BC-SOC--US Soccer-Equal Pay,1st Ld-Writethru
The U.S. Soccer Federation has asked a court to consolidate a gender discrimination lawsuit filed by players on the women’s national team with an action filed earlier by former goalkeeper Hope Solo.
The federation filed the motion Thursday in U.S. District Court in Los Angeles. A hearing was scheduled for April 29.
The 28 members of the current women’s player pool filed their lawsuit earlier this month. It accuses the U.S. Soccer Federation of “institutionalized gender discrimination” that includes unequal pay with their counterparts on the men’s national team.

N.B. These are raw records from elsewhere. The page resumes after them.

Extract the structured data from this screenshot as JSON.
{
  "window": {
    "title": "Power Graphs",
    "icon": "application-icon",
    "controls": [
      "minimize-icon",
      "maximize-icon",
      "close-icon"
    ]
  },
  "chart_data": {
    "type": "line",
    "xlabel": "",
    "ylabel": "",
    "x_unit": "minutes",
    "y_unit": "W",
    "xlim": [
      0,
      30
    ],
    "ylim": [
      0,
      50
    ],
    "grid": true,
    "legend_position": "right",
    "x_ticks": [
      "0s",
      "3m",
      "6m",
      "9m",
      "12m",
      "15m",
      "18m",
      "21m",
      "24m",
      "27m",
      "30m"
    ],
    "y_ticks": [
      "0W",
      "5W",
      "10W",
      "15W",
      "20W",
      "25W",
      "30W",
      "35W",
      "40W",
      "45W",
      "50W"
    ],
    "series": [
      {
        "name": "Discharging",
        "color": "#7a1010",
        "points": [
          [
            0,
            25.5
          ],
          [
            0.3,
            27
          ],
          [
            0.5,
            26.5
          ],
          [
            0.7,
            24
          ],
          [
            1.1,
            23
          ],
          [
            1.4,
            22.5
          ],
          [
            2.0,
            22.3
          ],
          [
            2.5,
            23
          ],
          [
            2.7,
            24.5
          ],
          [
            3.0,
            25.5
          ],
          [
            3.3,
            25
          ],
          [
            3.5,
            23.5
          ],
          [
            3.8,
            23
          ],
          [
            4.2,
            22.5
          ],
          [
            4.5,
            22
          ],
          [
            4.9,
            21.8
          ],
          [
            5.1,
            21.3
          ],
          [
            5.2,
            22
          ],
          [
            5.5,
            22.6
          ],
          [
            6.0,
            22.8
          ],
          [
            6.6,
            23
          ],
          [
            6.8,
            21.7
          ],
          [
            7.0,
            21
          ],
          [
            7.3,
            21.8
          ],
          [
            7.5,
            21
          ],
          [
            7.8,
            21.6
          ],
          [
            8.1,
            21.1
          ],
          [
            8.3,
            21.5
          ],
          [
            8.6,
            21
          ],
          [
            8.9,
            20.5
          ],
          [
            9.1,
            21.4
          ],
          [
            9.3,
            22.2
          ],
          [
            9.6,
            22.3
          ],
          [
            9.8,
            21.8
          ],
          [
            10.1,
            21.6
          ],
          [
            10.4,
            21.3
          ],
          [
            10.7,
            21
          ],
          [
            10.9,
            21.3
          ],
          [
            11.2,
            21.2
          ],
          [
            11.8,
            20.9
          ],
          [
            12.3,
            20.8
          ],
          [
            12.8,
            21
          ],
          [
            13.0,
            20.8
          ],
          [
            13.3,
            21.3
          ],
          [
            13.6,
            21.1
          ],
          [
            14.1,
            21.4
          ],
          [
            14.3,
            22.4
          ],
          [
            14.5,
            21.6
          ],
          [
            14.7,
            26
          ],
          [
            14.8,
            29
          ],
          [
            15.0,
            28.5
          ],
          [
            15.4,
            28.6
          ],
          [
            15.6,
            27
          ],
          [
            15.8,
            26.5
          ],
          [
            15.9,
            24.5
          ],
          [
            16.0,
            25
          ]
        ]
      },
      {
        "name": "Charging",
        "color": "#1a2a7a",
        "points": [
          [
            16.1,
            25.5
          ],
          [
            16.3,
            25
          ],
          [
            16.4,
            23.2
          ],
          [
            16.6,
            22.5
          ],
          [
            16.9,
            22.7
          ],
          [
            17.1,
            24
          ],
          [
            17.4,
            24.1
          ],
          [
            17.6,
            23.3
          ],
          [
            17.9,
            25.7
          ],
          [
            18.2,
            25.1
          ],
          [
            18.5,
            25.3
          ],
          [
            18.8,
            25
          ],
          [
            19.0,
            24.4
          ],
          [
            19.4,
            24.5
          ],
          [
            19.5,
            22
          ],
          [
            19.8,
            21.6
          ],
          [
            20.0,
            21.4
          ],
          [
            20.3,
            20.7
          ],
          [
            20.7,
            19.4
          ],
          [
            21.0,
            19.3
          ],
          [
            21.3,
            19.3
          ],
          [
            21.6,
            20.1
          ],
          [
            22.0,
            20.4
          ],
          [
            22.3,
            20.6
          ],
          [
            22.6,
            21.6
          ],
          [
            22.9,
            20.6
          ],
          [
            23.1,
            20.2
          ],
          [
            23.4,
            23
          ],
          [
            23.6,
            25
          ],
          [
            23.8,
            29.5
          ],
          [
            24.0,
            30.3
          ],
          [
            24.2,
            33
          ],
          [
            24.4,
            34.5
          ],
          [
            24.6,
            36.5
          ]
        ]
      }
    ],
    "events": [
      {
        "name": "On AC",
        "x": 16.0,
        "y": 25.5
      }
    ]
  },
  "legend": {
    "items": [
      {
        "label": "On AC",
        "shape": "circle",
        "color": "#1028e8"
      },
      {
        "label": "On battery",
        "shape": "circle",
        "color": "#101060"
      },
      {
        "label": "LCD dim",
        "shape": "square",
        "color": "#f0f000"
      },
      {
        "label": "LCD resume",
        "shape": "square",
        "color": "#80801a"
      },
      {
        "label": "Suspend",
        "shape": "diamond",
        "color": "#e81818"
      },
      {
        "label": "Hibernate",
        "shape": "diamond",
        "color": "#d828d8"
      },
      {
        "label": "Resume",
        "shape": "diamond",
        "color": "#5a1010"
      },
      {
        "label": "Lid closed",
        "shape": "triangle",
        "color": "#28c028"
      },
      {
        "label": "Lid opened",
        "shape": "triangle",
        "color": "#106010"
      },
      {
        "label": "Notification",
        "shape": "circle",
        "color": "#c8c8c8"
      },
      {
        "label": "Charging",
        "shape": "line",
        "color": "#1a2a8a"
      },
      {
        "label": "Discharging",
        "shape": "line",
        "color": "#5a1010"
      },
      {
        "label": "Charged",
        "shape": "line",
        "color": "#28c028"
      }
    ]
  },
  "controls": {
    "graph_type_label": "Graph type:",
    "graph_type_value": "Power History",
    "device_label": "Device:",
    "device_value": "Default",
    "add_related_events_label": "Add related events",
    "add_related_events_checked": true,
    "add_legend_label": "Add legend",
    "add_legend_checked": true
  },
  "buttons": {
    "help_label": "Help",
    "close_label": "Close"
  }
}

Solo filed a similar lawsuit in August in the Northern District of California.
Solo no longer plays for the national team. Her contract was terminated when she was suspended from the team following the 2016 Rio Olympics. However, she continues to champion gender equity issues.
She told The Associated Press earlier this month that she had hoped her former teammates would join in her lawsuit.
“It was clear that U.S. Soccer was never going to acquiesce or negotiate to provide us equal pay or agree to treat us fairly,” she said. “The filing by the entire United Sates women’s national team demonstrated that they no longer fear the federation by forcefully and publicly acknowledging U.S. Soccer’s violations of the Equal Pay Act and Title VII.”
The lawsuit brought by current national team players is an escalation of a long-simmering dispute over pay and treatment. Five players, including Solo, filed a complaint in 2016 with the U.S. Equal Employment Opportunity Commission that alleged wage discrimination by the federation. The lawsuit effectively ended that EEOC complaint.
U.S. Soccer maintains that the men’s and women’s teams have separate collective bargaining agreements and their pay is structured differently. That means there is no simple dollar-to-dollar salary comparison. Terms of the CBAs have not been made public.
Compensation for the women includes a guaranteed salary and salaries paid by the USSF for their time with clubs in the National Women’s Soccer League. The men get paid based on appearances, roster selection for friendlies and tournaments, and collective performance. The USSF has cited the contracts, as well as the revenue generated by the teams, as the reason for the differences in pay.